The possibility of an IAG bid for a minority stake in bankrupt American Airlines has been confirmed in European and US reports by its CEO, and former British Airways CEO, Willie Walsh.
IAG is the parent company of British Airways and Spanish flag carrier Iberia.
While the reports are a level higher than your typical stock market hypothetical, in that Walsh has anointed it through his commentary as an officially sanctioned and no doubt deliberately endorsed hypothetical, such a bid has yet to emerge.

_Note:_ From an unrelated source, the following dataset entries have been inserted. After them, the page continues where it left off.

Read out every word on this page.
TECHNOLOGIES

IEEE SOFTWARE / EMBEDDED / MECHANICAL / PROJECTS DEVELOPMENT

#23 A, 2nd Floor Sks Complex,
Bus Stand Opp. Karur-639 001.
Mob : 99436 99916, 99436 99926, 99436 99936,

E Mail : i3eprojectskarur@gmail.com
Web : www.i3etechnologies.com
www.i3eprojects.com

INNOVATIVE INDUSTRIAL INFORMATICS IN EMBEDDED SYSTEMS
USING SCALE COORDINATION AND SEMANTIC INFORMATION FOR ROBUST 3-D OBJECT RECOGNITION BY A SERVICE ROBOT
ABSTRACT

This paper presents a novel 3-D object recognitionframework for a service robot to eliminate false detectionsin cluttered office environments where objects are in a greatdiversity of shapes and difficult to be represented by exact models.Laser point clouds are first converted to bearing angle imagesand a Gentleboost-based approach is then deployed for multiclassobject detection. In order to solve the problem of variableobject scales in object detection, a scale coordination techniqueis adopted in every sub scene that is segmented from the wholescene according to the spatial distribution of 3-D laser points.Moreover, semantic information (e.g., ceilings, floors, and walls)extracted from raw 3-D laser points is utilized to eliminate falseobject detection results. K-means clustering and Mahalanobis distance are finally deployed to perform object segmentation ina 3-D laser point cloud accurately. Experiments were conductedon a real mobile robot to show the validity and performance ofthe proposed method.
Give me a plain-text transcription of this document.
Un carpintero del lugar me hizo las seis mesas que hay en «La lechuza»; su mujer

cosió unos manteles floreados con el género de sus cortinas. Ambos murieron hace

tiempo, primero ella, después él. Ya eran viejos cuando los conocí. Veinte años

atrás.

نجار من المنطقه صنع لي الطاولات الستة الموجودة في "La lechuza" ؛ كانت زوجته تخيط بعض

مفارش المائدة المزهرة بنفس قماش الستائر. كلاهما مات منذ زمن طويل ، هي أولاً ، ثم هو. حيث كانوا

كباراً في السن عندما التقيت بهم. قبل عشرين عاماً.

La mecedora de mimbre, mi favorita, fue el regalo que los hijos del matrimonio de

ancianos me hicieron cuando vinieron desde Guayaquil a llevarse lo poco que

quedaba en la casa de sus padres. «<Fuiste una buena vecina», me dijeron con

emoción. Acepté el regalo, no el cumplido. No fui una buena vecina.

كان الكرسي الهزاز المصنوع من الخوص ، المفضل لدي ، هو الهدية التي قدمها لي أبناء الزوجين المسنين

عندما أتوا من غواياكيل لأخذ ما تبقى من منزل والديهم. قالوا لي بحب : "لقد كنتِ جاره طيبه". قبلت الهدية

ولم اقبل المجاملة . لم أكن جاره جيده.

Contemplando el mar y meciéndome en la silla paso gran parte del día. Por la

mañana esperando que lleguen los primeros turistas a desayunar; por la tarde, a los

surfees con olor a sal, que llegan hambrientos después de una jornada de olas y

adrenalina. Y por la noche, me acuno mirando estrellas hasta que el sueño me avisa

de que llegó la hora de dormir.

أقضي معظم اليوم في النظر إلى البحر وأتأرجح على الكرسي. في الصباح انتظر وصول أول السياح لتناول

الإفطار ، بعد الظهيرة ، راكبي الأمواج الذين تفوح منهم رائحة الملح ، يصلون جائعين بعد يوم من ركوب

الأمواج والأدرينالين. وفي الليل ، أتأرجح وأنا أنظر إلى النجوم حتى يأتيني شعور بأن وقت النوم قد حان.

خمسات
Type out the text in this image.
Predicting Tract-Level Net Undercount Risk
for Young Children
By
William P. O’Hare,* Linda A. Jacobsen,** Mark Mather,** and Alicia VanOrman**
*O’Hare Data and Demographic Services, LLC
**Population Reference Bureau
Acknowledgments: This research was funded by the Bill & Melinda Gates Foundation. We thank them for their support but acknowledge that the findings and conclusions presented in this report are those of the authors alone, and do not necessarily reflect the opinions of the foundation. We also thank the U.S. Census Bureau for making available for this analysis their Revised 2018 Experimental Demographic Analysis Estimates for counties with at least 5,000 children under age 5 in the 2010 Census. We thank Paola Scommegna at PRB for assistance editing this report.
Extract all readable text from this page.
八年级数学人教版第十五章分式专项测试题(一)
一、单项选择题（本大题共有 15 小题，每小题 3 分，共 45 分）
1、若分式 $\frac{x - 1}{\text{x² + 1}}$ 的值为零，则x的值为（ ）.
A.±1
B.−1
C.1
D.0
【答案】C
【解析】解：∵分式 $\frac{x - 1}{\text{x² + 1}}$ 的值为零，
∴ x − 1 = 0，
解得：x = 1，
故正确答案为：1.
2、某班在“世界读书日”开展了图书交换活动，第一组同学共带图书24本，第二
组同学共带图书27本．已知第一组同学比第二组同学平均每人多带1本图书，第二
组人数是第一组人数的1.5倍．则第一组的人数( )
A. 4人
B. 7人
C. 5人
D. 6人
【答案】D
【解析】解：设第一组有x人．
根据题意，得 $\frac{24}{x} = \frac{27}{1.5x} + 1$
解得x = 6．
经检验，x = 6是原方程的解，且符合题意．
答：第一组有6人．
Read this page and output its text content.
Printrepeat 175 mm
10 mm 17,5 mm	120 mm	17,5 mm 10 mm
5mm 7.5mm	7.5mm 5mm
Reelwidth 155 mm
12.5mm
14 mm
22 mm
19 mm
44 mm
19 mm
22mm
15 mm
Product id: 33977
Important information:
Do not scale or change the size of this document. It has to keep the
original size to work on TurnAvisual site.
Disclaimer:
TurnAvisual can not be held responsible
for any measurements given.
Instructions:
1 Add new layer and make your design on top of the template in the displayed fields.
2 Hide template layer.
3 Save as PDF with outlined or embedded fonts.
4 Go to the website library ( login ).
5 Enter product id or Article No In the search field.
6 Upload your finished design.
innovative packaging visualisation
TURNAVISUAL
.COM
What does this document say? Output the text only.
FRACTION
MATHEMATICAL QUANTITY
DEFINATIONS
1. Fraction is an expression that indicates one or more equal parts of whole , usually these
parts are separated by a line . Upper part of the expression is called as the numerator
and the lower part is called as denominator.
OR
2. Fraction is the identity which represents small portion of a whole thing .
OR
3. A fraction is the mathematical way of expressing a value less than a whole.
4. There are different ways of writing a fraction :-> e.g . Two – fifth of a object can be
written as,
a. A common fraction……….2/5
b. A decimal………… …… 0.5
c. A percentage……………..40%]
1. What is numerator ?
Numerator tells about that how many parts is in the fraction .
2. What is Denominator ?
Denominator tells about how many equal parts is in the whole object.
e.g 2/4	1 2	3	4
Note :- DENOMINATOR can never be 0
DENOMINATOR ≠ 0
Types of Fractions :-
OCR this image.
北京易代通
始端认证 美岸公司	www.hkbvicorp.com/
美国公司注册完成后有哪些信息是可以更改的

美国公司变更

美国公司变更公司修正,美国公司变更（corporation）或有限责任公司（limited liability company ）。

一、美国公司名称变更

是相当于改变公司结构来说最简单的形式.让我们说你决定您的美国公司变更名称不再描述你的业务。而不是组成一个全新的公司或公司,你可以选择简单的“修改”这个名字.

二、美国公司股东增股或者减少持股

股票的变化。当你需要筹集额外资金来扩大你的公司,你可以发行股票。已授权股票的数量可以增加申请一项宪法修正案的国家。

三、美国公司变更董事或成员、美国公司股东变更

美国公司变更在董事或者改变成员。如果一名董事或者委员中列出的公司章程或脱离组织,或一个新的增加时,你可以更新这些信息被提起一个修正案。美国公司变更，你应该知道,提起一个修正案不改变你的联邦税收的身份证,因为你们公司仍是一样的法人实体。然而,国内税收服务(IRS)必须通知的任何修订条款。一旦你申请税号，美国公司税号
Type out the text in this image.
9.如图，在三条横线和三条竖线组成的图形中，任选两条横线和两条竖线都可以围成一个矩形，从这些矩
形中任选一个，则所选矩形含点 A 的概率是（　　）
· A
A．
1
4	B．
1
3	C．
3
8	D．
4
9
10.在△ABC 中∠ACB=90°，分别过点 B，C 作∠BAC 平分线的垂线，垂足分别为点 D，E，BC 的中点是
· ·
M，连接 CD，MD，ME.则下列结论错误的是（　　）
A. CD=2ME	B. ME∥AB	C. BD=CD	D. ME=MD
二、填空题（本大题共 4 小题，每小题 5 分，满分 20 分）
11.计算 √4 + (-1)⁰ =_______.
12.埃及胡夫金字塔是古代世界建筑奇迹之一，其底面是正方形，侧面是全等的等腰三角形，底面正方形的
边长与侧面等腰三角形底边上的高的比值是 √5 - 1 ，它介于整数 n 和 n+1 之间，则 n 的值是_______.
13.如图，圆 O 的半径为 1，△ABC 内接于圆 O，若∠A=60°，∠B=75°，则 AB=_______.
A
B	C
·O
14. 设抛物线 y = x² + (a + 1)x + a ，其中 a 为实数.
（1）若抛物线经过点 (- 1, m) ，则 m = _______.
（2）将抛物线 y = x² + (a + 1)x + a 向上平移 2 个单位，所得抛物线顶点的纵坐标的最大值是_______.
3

But it would add some interesting static into the discussions between Emirates and Qantas about the ‘simple code share’ that the UAE carrier has given a six month period in which to become reality.
What the parent company of British Airways does in relation to American Airlines affects Qantas on three fronts, in that each of these carriers have a common and mutually relevant membership of the Oneworld alliance, and Qantas has an individual joint services agreement or joint business venture with BA and AA respectively.
It is considered by every analyst yet to make headlines on the topic that an Emirates-Qantas codeshare would be either be harmful but not fatal to the British Airways interest in its agreement with Qantas, or so toxic that Qantas would have to trade whatever benefits it gets from that arrangement for the necessarily superior benefits of a deal with Emirates.
However it is also argued that a continuation of the American Airlines arrangements are essential for Qantas to fend off the potential strengths of the Virgin Australia commercial relationship with Delta, the largest American airline, across and beyond the Pacific.
The potential for tension in the American Airlines situation is obvious, and not just limited to what IAG might or might not do. The front runner for a merger with or takeover of American Airlines is US Airways, which doesn’t belong to, nor aspire to being in, the Oneworld alliance, and if it calls the shots in the future, it might also impact on the benefits Qantas currently gets from its association with American Airlines.
This is not about taking a position for or against a deal between Qantas and Emirates, but a recognition of the appearance on the horizon of some new and potentially complicating factors.